Not all outcomes are so grim, however. Native Americans on the reservation don’t live long enough to die from most cancers.
One man we can expect to oppose the S2S2 reservation is Means himself. Having spent his youth on and off the rez, he had a chance to see which characters thrived in each. When he ran for president of the Pine Ridge in 1984, it was on a platform to cut the federal umbilical cord:
We would return to our traditional institutions and again become self-sufficient. Everyone would be free—free to be responsible for themselves. With no more government handouts, people would have to rely on their own brains, their own energy, and their own heritage to put food on their tables and roofs over their heads. As a nation and a community, we would have to make sure that the sick and the infirm were cared for . . . . I knew that many Indians, conditioned to accepting the white man’s dole, would be frightened of freedom. I had no qualms about seeing that kind of person leave.

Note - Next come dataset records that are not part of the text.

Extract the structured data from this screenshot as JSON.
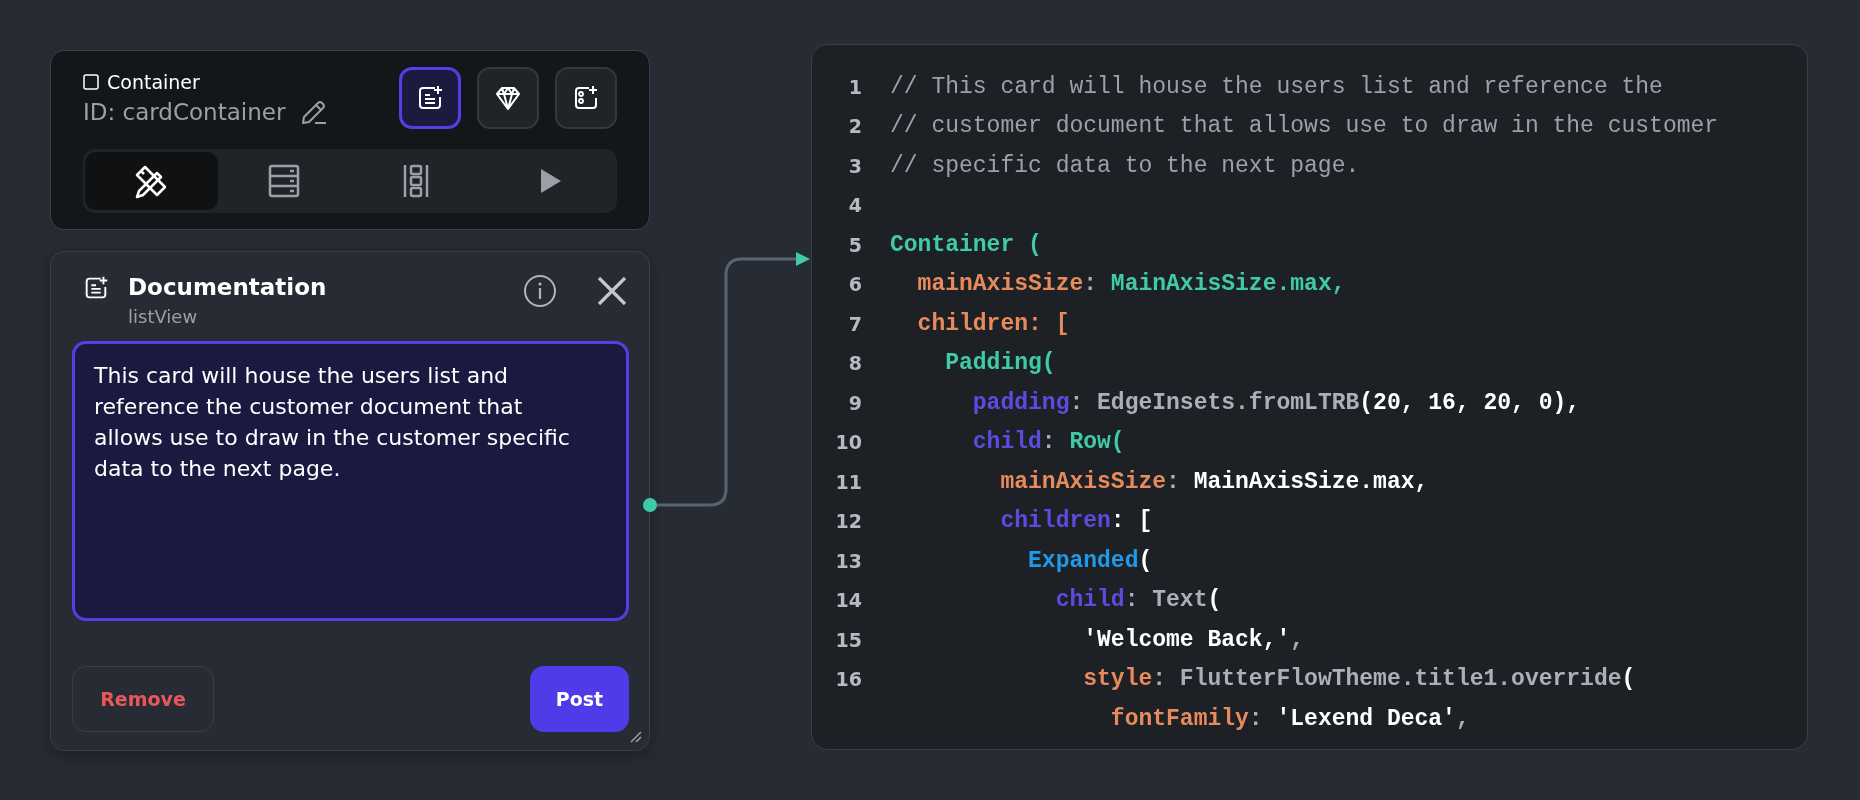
{
  "element_card": {
    "type_label": "Container",
    "id_label": "ID: cardContainer",
    "action_buttons": [
      {
        "selected": true
      },
      {
        "selected": false
      },
      {
        "selected": false
      }
    ],
    "tabs": [
      {
        "selected": true
      },
      {
        "selected": false
      },
      {
        "selected": false
      },
      {
        "selected": false
      }
    ]
  },
  "documentation": {
    "title": "Documentation",
    "subtitle": "listView",
    "note": "This card will house the users list and reference the customer document that allows use to draw in the customer specific data to the next page.",
    "buttons": [
      {
        "label": "Remove",
        "kind": "danger"
      },
      {
        "label": "Post",
        "kind": "primary"
      }
    ]
  },
  "code": {
    "lines": [
      {
        "number": "1",
        "tokens": [
          {
            "text": "// This card will house the users list and reference the",
            "kind": "comment"
          }
        ]
      },
      {
        "number": "2",
        "tokens": [
          {
            "text": "// customer document that allows use to draw in the customer",
            "kind": "comment"
          }
        ]
      },
      {
        "number": "3",
        "tokens": [
          {
            "text": "// specific data to the next page.",
            "kind": "comment"
          }
        ]
      },
      {
        "number": "4"
      },
      {
        "number": "5",
        "tokens": [
          {
            "text": "Container (",
            "kind": "widget"
          }
        ]
      },
      {
        "number": "6",
        "tokens": [
          {
            "text": "  mainAxisSize",
            "kind": "prop"
          },
          {
            "text": ": ",
            "kind": "muted"
          },
          {
            "text": "MainAxisSize.max,",
            "kind": "widget"
          }
        ]
      },
      {
        "number": "7",
        "tokens": [
          {
            "text": "  children: [",
            "kind": "prop"
          }
        ]
      },
      {
        "number": "8",
        "tokens": [
          {
            "text": "    Padding(",
            "kind": "widget"
          }
        ]
      },
      {
        "number": "9",
        "tokens": [
          {
            "text": "      padding",
            "kind": "key"
          },
          {
            "text": ": EdgeInsets.fromLTRB",
            "kind": "muted"
          },
          {
            "text": "(20, 16, 20, 0),",
            "kind": "plain"
          }
        ]
      },
      {
        "number": "10",
        "tokens": [
          {
            "text": "      child",
            "kind": "key"
          },
          {
            "text": ": ",
            "kind": "muted"
          },
          {
            "text": "Row(",
            "kind": "widget"
          }
        ]
      },
      {
        "number": "11",
        "tokens": [
          {
            "text": "        mainAxisSize",
            "kind": "prop"
          },
          {
            "text": ": ",
            "kind": "muted"
          },
          {
            "text": "MainAxisSize.max,",
            "kind": "plain"
          }
        ]
      },
      {
        "number": "12",
        "tokens": [
          {
            "text": "        children",
            "kind": "key"
          },
          {
            "text": ": [",
            "kind": "plain"
          }
        ]
      },
      {
        "number": "13",
        "tokens": [
          {
            "text": "          Expanded",
            "kind": "type"
          },
          {
            "text": "(",
            "kind": "plain"
          }
        ]
      },
      {
        "number": "14",
        "tokens": [
          {
            "text": "            child",
            "kind": "key"
          },
          {
            "text": ": Text",
            "kind": "muted"
          },
          {
            "text": "(",
            "kind": "plain"
          }
        ]
      },
      {
        "number": "15",
        "tokens": [
          {
            "text": "              'Welcome Back,'",
            "kind": "plain"
          },
          {
            "text": ",",
            "kind": "muted"
          }
        ]
      },
      {
        "number": "16",
        "tokens": [
          {
            "text": "              style",
            "kind": "prop"
          },
          {
            "text": ": FlutterFlowTheme.title1.override",
            "kind": "muted"
          },
          {
            "text": "(",
            "kind": "plain"
          }
        ]
      },
      {
        "tokens": [
          {
            "text": "                fontFamily",
            "kind": "prop"
          },
          {
            "text": ": ",
            "kind": "muted"
          },
          {
            "text": "'Lexend Deca'",
            "kind": "plain"
          },
          {
            "text": ",",
            "kind": "muted"
          }
        ]
      }
    ]
  }
}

(In a turn of events familiar to The Free Agent’s cohorts, the executive committee of the tribe illegally struck Means’s name from the ballot.)
While only international shame and economic retaliation enforce America’s foreign treaties, there has never been shame or redress (other than violence) for breaking treaties with Indian nations. While not an expert, The Free Agent has yet to hear tell of a single treaty the US government honored.
If the United States had ever intended to recognize Indian nations’ sovereignty, their treaties would be the responsibility of the State Department, alongside almost five hundred others, with countries from Malawi to Mongolia, on issues from nuclear proliferation to the status of Antarctica, regarding assets from rice to the Pan American Highway. Instead, the Indians’ treaties are administered by the Department of the Interior, the people responsible for the buffalo herds in Yellowstone.
As free people are once again squeezed out by the infinite resources the S2S2 reservation will consume, let us see if another of Means’s observations proves prescient, “majority rule guarantees minority suffering.”